Neutrality and Total War, 1914-1918

The First World War saw breaches of neutrality on an unprecedented scale. Belligerents invaded neutral territory and assumed “belligerent rights” at sea that infringed upon both the spirit of pre-1914 agreements and decades of precedence. Since the stability of the international system was no longer a concern – rather, both belligerent blocs rephrased their war efforts as a fight to change the world for the better – a state’s neutrality had to serve a practical purpose to the belligerents. Sometimes, these purposes were shared by all belligerents – the Netherlands’ neutrality was made possible, amongst other things, by shared unwillingness to open a new front so close to important German and British population centres – but more often than not they were contradictory. Often, only the (real or perceived) economic benefits and the danger of pushing a neutral into the enemy camp served to limit belligerent pressure, something skilled neutral diplomatists could exploit.[3]

Moreover, in those states that had been permanently neutralised (e.g. Switzerland) or had been long-time neutrals (e.g. the Netherlands and Sweden) a connection between national identity and neutrality had been forged during the 19th century that survived the First World War. Other states remained neutral because it was deemed the least divisive option (e.g. in Spain). These remained in the minority, however. Most states that declared their neutrality at the outbreak of war in July 1914 ended up formally (such as Bulgaria or Romania) or informally declaring sides (such as those countries associated with the Allies or the Central Powers, one example of the latter being Uruguay).
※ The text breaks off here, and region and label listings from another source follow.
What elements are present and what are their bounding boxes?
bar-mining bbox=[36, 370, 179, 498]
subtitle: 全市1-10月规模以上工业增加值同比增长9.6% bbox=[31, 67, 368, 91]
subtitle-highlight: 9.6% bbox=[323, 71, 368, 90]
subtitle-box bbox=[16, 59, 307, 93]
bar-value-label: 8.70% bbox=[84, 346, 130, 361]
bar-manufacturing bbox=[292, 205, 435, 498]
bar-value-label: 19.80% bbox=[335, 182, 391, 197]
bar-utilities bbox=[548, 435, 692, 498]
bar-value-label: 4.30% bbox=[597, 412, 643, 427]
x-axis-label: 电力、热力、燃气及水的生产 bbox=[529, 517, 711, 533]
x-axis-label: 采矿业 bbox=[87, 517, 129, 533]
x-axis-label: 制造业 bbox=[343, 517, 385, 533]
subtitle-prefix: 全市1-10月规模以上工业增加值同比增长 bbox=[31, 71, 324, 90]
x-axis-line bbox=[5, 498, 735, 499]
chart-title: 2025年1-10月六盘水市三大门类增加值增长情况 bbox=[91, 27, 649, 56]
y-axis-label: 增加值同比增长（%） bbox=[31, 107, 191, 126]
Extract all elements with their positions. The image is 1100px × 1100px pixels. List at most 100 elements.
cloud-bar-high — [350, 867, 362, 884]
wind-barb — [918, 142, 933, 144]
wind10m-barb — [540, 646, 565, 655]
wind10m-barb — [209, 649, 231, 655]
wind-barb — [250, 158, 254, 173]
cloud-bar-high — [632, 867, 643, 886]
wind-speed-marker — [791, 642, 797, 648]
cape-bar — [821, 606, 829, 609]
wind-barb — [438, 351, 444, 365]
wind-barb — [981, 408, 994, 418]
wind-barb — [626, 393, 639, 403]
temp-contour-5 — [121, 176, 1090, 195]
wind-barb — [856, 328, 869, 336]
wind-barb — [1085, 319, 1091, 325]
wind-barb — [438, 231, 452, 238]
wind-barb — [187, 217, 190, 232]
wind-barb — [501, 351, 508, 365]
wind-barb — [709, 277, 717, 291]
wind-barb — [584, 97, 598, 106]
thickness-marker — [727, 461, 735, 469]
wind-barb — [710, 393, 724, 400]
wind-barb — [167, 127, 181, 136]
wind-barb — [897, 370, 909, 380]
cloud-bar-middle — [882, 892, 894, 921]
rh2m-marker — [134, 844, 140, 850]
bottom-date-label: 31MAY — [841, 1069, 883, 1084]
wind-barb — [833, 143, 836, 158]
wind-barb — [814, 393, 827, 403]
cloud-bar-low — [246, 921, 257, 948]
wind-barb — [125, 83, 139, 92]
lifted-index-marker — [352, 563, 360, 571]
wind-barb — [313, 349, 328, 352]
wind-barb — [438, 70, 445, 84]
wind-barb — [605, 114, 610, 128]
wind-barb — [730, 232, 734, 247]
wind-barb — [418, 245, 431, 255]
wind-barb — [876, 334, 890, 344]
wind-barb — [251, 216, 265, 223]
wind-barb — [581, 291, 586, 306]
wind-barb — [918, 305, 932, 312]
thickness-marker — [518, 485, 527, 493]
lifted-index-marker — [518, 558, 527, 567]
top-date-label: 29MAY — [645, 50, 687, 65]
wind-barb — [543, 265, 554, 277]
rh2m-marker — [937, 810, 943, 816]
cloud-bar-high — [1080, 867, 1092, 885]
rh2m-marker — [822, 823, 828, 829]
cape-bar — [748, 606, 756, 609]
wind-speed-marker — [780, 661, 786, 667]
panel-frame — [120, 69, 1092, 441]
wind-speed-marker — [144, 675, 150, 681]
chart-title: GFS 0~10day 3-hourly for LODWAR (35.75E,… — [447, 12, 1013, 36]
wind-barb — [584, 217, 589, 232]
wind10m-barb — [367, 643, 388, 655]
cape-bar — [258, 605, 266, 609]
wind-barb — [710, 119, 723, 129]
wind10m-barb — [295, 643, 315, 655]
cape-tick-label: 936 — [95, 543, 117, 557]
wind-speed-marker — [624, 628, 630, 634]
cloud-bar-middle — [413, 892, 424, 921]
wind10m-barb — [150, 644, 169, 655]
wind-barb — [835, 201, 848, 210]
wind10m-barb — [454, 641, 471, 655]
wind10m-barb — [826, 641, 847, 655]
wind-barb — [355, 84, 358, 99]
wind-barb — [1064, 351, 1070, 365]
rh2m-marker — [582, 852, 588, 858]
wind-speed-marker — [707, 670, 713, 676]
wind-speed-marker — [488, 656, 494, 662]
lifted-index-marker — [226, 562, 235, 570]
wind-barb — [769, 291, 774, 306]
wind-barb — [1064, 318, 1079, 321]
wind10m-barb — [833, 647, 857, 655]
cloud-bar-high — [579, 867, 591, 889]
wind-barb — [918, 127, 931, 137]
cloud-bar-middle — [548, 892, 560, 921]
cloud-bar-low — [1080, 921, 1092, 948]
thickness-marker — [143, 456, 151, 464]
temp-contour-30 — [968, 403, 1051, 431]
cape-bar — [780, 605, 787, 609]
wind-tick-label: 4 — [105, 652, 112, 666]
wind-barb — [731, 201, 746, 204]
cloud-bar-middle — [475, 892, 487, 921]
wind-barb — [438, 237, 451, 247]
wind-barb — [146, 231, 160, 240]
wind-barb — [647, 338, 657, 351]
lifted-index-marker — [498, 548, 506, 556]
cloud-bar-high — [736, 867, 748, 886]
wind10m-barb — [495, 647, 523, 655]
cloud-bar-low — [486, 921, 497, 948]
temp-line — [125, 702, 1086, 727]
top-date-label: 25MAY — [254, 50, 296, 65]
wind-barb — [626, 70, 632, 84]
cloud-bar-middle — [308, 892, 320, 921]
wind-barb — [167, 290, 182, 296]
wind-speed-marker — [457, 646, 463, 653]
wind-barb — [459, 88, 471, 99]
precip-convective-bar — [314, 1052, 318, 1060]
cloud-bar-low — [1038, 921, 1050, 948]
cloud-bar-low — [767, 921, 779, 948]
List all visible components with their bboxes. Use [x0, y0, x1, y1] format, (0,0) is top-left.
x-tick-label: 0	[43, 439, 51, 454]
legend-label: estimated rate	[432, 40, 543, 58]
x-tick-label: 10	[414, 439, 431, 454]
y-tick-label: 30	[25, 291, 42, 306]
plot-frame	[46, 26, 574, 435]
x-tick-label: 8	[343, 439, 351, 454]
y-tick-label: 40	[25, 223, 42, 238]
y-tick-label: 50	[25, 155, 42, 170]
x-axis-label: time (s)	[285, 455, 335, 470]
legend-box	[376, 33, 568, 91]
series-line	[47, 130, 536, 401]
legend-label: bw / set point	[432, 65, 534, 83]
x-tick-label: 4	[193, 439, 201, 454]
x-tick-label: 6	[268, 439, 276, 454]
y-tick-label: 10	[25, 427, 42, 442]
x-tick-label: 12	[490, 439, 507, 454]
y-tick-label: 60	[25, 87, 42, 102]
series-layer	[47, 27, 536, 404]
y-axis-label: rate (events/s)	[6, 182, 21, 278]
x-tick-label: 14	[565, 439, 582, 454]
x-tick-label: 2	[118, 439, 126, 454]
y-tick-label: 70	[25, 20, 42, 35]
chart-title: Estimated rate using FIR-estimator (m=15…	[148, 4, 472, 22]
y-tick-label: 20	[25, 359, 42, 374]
Their ruling elites felt that national ambitions could seemingly only be realised through active engagement with the war or a seat at the table at the peace conference that would end it. For example, the unification of all Italians in one state, interventionists successfully argued in early 1915, could only be achieved by forcefully liberating the irredentist territories. And the American government contended in 1917 that it could not tolerate a global order dictated by the German Kaiser; it therefore fought to make sure the peace settlement would be one in accord with American values, interests and ambitions.

Neutrality could also be lost due to belligerent infractions: the sovereignty of Belgium and Albania, for example, were sacrificed simply because the perceived strategic benefits of doing so outweighed the downsides. Only where both a neutral state’s own population and the belligerent powers remained convinced that neutrality’s benefits outweighed belligerency could neutrality survive the First World War.[4] The fact that on 11 November 1918 only a handful of states had remained neutral (in Europe: Norway, Sweden, Denmark, the Netherlands, Switzerland and Spain; in South America: Mexico, Chile and Argentina) suggests that the ability to do so during the First World War was the exception rather than the rule.

In addition to neutral states – and citizens self-identifying as neutral – some international organisations and institutions such as the International Committee of the Red Cross and the Holy See also remained neutral throughout the war. Here, too, continued neutrality was dependent on the combination of the continued utility of their services rendered to the belligerents and their perceived self-interest in continued non-involvement in the conflict.